Franck et Bernard surenchérissent en expliquant que dans les entreprises visitées à présent par Wolferberger, Liebherr et EDF, "on constate que la dynamique est effectivement portée par des formes de reconnaissance et de valorisation qui ne sont pas financières, mais plutôt de l’ordre de l’implication des salariés dans la proposition d’améliorations et la co-conception de leurs mises en œuvres."


Et l’open innovation ?


L’amélioration continue des processus transverse est clairement le premier pas d’une forme d’open innovation menée en interne. D’ailleurs, parmi les entreprises participant au groupe de travail, plusieurs ont avancé sur l’open innovation. Le groupe convient qu’un atelier Open Innovation visant à recueillir et synthétiser les exemples rencontrés serait intéressant à lancer. Etienne Wathle, Directeur d’Alpaci, se propose de l’animer et d’interviewer les participants sur ce qu’ils ont mis en œuvre.

Dans la même concertation, les participants proposent de lancer un atelier Qualité de vie au travail et Process. Mireille Hahnschutz et Philippe Klein se proposent de les animer respectivement, en recueillant les avancées des autres entreprises présentes.


Atelier "Valorisation des travaux"


L’une des questions que se pose les membres de ce groupe de travail sur le Facteur humain dans l’usine du futur, concerne le calendrier d’après mars. Seront-ils toujours mobilisés et mobilisables ? S’estiment-ils légitimes pour répondre à des demandes d’informations d’autres entreprises alsaciennes ? Déjà, pour repositionner l’humain au centre de l’entreprise, chaque entreprise a son propre fonctionnement. Du coup, comment proposer aux entreprises de pouvoir faire appel aux travaux du groupe de réflexion pour trouver des clés pour entrer dans la démarche ?

Un autre aspect, déjà abordé lors de la session précédente, concerne la folie économique et médiatique entourant les notions « usine du futur » et « entreprise libérée ». Comme le souligne Mathieu Rollet, "il faudra absolument démythifier l’usine du futur et faire preuve de beaucoup de pédagogie."

Les membres du groupe de travail se sont ainsi mis d’accord pour ne pas organiser de gros événement en mars mais de proposer plutôt une suite de manifestations s’étalant dans la durée, en privilégiant les témoignages des participants dans le cadre de différents événements organisés en Alsace. Un premier rendez-vous fixé en mars 2017 est en cours d’organisation

En fin de session, Philippe Klein a précisé ce qu’il venait chercher dans ce groupe de travail. "L’expérience d’entreprise libérée chez SEW Usocome ne pourra pas perdurer en l’absence d’un leader authentique, qui crée un environnement permettant à chacun de trouver sa motivation en lui-même sans qu’il soit besoin de violenter son for interne.
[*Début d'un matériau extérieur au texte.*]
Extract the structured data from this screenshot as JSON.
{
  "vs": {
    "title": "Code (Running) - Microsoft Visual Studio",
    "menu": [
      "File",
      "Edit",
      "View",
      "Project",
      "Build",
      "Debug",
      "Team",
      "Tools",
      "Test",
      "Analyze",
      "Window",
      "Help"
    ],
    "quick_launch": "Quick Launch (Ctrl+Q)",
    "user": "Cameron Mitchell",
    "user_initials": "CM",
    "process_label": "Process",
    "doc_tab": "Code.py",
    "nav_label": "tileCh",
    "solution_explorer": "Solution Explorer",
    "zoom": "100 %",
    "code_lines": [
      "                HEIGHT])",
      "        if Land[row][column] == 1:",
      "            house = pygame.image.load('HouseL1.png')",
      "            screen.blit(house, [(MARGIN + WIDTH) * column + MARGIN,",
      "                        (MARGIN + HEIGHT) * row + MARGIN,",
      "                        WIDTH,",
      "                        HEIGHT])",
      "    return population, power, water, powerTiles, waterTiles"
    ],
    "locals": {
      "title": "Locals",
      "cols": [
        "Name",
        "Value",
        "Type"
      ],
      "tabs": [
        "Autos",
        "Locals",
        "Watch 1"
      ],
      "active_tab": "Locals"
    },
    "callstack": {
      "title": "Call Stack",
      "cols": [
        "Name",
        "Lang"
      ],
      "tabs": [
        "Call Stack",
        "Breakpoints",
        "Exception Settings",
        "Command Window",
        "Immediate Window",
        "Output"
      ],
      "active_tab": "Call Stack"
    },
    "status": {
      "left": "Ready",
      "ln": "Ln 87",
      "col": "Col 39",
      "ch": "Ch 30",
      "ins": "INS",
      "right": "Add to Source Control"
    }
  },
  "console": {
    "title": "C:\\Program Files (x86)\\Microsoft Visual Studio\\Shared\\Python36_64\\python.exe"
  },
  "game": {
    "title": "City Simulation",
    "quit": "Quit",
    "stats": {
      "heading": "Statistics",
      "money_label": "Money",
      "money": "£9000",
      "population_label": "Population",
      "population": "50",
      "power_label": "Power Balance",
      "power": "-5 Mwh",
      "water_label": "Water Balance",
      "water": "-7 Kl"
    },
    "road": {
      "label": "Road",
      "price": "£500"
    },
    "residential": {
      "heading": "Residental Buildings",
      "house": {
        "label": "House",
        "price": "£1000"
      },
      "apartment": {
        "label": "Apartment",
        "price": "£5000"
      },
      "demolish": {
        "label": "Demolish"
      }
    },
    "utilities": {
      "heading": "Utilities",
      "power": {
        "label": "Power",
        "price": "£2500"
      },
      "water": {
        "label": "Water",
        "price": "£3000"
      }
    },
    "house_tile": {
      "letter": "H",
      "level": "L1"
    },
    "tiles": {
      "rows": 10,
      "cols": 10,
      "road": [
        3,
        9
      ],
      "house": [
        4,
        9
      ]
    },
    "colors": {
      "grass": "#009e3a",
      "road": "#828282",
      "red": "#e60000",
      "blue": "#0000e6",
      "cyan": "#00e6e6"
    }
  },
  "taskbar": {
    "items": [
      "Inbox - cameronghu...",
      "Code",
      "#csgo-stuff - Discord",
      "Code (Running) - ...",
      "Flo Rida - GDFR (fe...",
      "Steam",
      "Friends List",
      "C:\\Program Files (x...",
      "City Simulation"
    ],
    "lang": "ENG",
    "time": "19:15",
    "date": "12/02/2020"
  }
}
L’entreprise libérée favorise une forme de leadership au service des équipes, et non pas un modèle de management qui viserait à contrôler les ressources de temps, de qualité ou d’argent. Elle n’est possible que par la présence de femmes et d’hommes dans toute l’entreprise qui prennent des responsabilités, qui engagent des projets, qui décident librement… Des femmes et des hommes que l’on a envie de suivre et avec lesquels on a envie d’agir. Ce n’est plus d’amélioration continue ou de conduite du changement dont il s’agit, mais d’une philosophie de vie et d’une aventure humaine. De ce fait je ne peux pas imaginer mettre par terre 20 ans de boulot. Je suis venu ici chercher des concepts nouveaux et de l’inspiration avec des personnes qui partagent les mêmes questionnements, et avec d’autres qui sont novices et qui se lancent afin de donner un futur pérenne à notre démarche."
Un défi que continueront de relever les membres de ce groupe de travail. La prochaine session aura lieu en novembre chez Liebherr France, à Colmar.